Die Vorstellung, daß Menschen in allererster Linie „ihre Religion“ oder „ihre Kultur“ repräsentieren - und dann lange nichts -, sitzt mittlerweile offenbar so tief, daß es dem Philosophen nicht einfällt, zu sagen, daß die Erneuerung von Religionen und Ritualen selbstverständlich nicht zu den Aufgaben demoktratisch gewählter Parlamentsabgeordneter eines säkularen Staates gehört. Sondern, daß sie angehalten sind, dort, wo religiöse Rituale in Widerspruch zu einem Rechtsprinzip der Gesellschaft (zu) geraten (scheinen) (in der Beschneidungsfrage wäre dies das Prinzip der körperlichen und seelischen Integrität eines Menschen), eine Grenze  zu ziehen: „Bis hierher und nicht weiter.“ Vertretern des Islams beispielsweise ist es in modernen, säkularen Staaten nicht erlaubt, Frauen wegen „Ehebruchs“ zu steinigen, Dieben die Hand abzuhacken, Konvertiten oder Homosexuelle hinzurichten etc. – und dies ganz unabhängig vom religiösen/nicht-religiösen oder „kulturellen“ Hintergrund einzelner Parlamentensabgeordneter in jenen Staaten. Wie dann einzelne religiöse Gemeinschaften innerhalb der Grenzen, die ihnen der Gesetzgeber von außen zieht, mit ihren Ritualen umgehen, ist, im Sinne der Religionsfreiheit, einzig und allein ihre Sache.

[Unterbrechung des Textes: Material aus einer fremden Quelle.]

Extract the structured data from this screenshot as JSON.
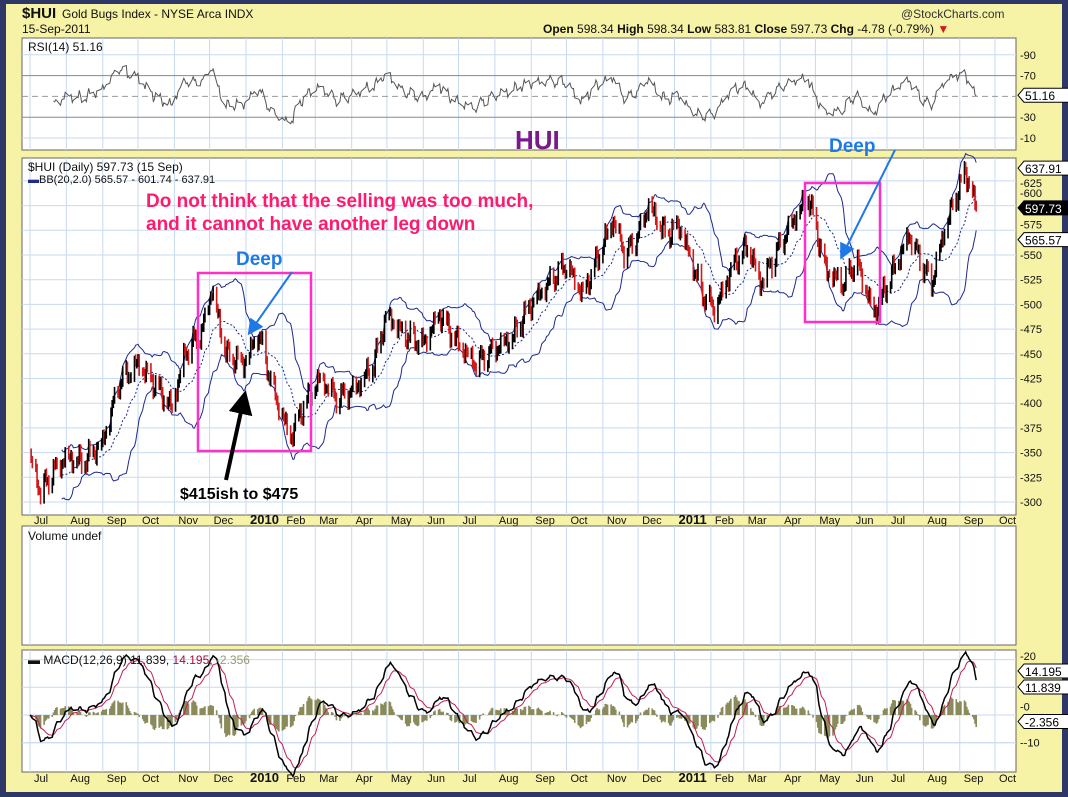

Die Tatsache, daß jedes fünfte Mitglied im Kabinett des französischen Präsidenten Francois Hollande „Migrationshintergrund“ hat, und die Reaktionen der Medien darauf, erscheinen vor dem Hintergrund jenes, vom Kulturprinzip beherrschten Konzepts von Gesellschaft - das die aktuellen Debatten in ganz Europa beherrscht, und auch in diesen beiden Interviews zutage tritt - in einem neuen Licht.

Die Bestellung der Minister mit „Migrationshintergrund“ ist alles andere als die Konsequenz einer in der französischen Gesellschaft tatsächlich verwirklichten Gleichheit aller, ungeachtet ihres „kuturellen“ Hintergrunds. Wäre dies der Fall, wäre die Bestellung der Minister mit „Migrationshinter-grund“ keine Sensation. Jene Minister sind aber nicht ungeachtet, sondern wegen ihrer Verschiedenheit von der Mehrheitsbevölkerung, ja als Repräsentanten dieser Verschiedenheit in die Regierung berufen wurden.

In den USA gibt es seit der Ära Reagan einen konservativen Diskurs, der rassistische und geschlechtliche Diskriminierungen zwar verurteilt, deren Existenz in den Vereinigen Staaten aber leugnet - und so den Kampf gegen rassistische und geschlechtliche Diskriminierung, indem er ihn für gegenstandslos erklärt, hintertreibt. Die Bestellung jener Minister mit „Migrationshintergrund“ folgt, ungeachtet der persönlichen Motive, die  Hollande zu dieser Entscheidung bewogen haben mögen, einer ähnlichen Logik: Die Existenz rassistischer Diskriminierung oder der zunehmenden sozialen Ungleichheit werden, nicht wie in den USA mit den Mitteln des Diskurses, sondern durch eine symbolische Inszenierung an der Spitze des Staates - geleugnet.